US regulator probing China’s role in container shortage
A top maritime official has started an informal investigation into whether China is using its market power to monopolize containers and other equipment crucial to international supply chains to pump up rates paid by American exporters.
Carl Bentzel, a U.S. Federal Maritime Commissioner (FMC), told attendees at a virtual business meeting hosted by the Intermodal Association of North America that he is looking into the availability of containers, intermodal chassis and railroad equipment, and whether the U.S. has become overly dependent on such equipment owned and managed by China.
“I am concerned that this equipment is controlled by a state-owned enterprise and that we’re completely reliant, and I have questions about whether or not there’s been market manipulation of what is potentially a monopoly,” Bentzel said at the meeting on Wednesday. “We really need to take a look at our reliance on that segment of the industry, and evaluate how important it is to our nation.”
Bentzel made public months ago his concerns about shortages of equipment used to support cargo moving in the U.S. trans-Pacific trade in the wake of volume surges at the country’s major container ports, particularly the Los Angeles-Long Beach complex.

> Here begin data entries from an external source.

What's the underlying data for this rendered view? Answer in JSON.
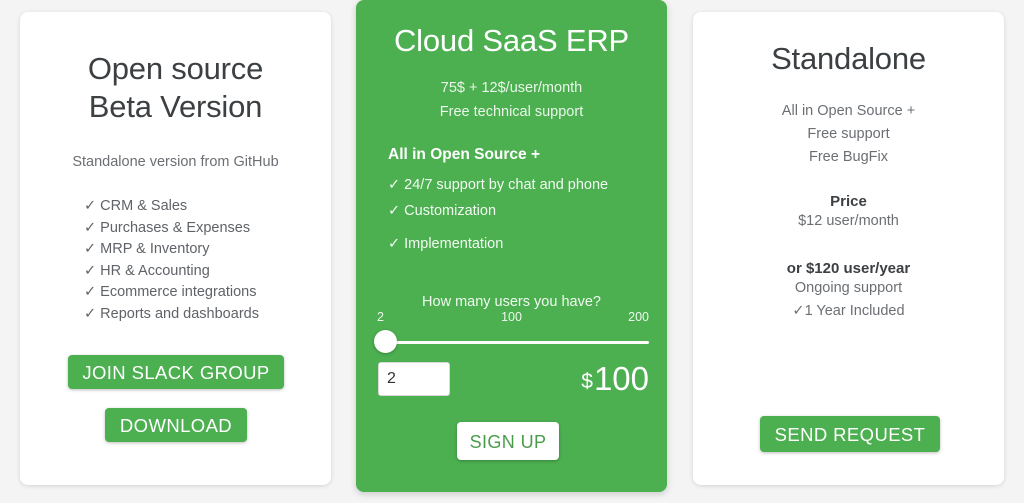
{
  "theme": {
    "page_background": "#f4f4f4",
    "accent_green": "#4caf50",
    "card_white": "#ffffff",
    "text_dark": "#3c4043",
    "text_muted": "#6b6f73"
  },
  "plans": {
    "open_source": {
      "title_line1": "Open source",
      "title_line2": "Beta Version",
      "subtitle": "Standalone version from GitHub",
      "features": [
        "CRM & Sales",
        "Purchases & Expenses",
        "MRP & Inventory",
        "HR & Accounting",
        "Ecommerce integrations",
        "Reports and dashboards"
      ],
      "primary_button": "JOIN SLACK GROUP",
      "secondary_button": "DOWNLOAD"
    },
    "cloud_saas": {
      "title": "Cloud SaaS ERP",
      "price_line": "75$ + 12$/user/month",
      "support_line": "Free technical support",
      "section_heading": "All in Open Source +",
      "features": [
        "24/7 support by chat and phone",
        "Customization",
        "Implementation"
      ],
      "slider_question": "How many users you have?",
      "slider": {
        "min_label": "2",
        "mid_label": "100",
        "max_label": "200",
        "min": 2,
        "max": 200,
        "value": 2
      },
      "quantity_value": "2",
      "quantity_placeholder": "2",
      "total_currency": "$",
      "total_amount": "100",
      "signup_button": "SIGN UP"
    },
    "standalone": {
      "title": "Standalone",
      "subtitle_lines": [
        "All in Open Source +",
        "Free support",
        "Free BugFix"
      ],
      "price_heading": "Price",
      "price_monthly": "$12 user/month",
      "price_yearly": "or $120 user/year",
      "extra_lines": [
        "Ongoing support",
        "✓1 Year Included"
      ],
      "request_button": "SEND REQUEST"
    }
  },
  "icons": {
    "check": "✓"
  }
}
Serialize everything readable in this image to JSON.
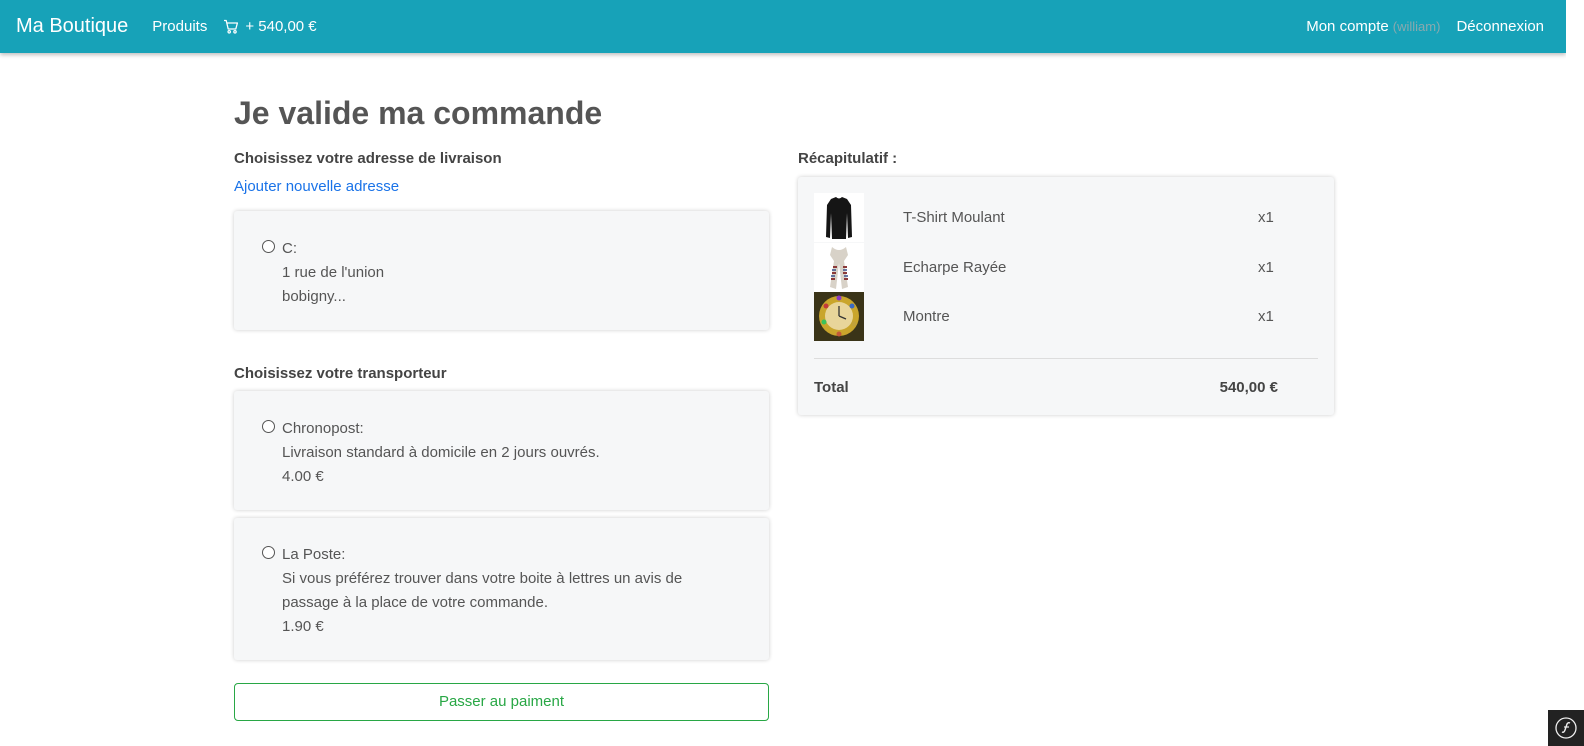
{
  "nav": {
    "brand": "Ma Boutique",
    "products": "Produits",
    "cart_label": "+ 540,00 €",
    "account": "Mon compte",
    "username": "(william)",
    "logout": "Déconnexion"
  },
  "page": {
    "title": "Je valide ma commande"
  },
  "address": {
    "section_title": "Choisissez votre adresse de livraison",
    "add_link": "Ajouter nouvelle adresse",
    "options": [
      {
        "name": "C:",
        "line1": "1 rue de l'union",
        "line2": "bobigny..."
      }
    ]
  },
  "carrier": {
    "section_title": "Choisissez votre transporteur",
    "options": [
      {
        "name": "Chronopost:",
        "description": "Livraison standard à domicile en 2 jours ouvrés.",
        "price": "4.00 €"
      },
      {
        "name": "La Poste:",
        "description": "Si vous préférez trouver dans votre boite à lettres un avis de passage à la place de votre commande.",
        "price": "1.90 €"
      }
    ]
  },
  "actions": {
    "submit": "Passer au paiment"
  },
  "summary": {
    "title": "Récapitulatif :",
    "items": [
      {
        "name": "T-Shirt Moulant",
        "qty": "x1",
        "image": "tshirt"
      },
      {
        "name": "Echarpe Rayée",
        "qty": "x1",
        "image": "scarf"
      },
      {
        "name": "Montre",
        "qty": "x1",
        "image": "watch"
      }
    ],
    "total_label": "Total",
    "total_value": "540,00 €"
  },
  "icons": {
    "cart": "cart-icon",
    "radio": "radio-icon",
    "debug": "symfony-icon"
  },
  "colors": {
    "navbar": "#17a2b8",
    "link": "#1a73e8",
    "button": "#28a745"
  }
}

“I would note with concern that most intermodal chassis and marine containers are manufactured in China,” Bentzel stated in November. “I find it hard to believe with the full restoration of Chinese manufacturing that has come roaring back, creating volume surges, that the marine equipment segment has lagged so far behind.”
The problem is not likely to be resolved soon, based on the recent outlook from equipment leasing companies. These lessors — which order containers from a small number of Chinese manufacturers and then lease them to shipping lines — see profitable market conditions likely into 2022. Tighter box capacity means higher rates shippers must pay liners to move their cargo.
That means transit times from Asia are likely to remain slower as well. “We’re understanding from the ocean shipping lines that they’re waiting two weeks in China to get cargo containers, and we’re seeing delays of up to two weeks on intermodal movements going through railroad terminals as [U.S. railroads] are also grappling with challenges providing the equipment that is necessary to move,” Bentzel said.
He was told by an “unnamed container shipping line” that the 33-day benchmark for transit from Beijing to Chicago has doubled to 65 days. “The equipment that we need is moving slower,” Bentzel said, “which all contributes to a huge challenge moving cargo.”
The operational challenges have raised legal issues, and the FMC is continuing to assess information gathered through its ongoing fact-finding investigation into shipping policies and practices by major container lines operating at the country’s largest container ports.
The FMC is also looking into allegations that U.S. exporters are being refused service by carriers that can generate more revenue by flipping empty containers immediately back to China to be refilled with U.S. imports instead of making them available at inland loading points for U.S. exporters.
“I anticipate that we’re moving closer towards enforcement proceedings or policy suggestions to help better serve the shipping public,” Bentzel said.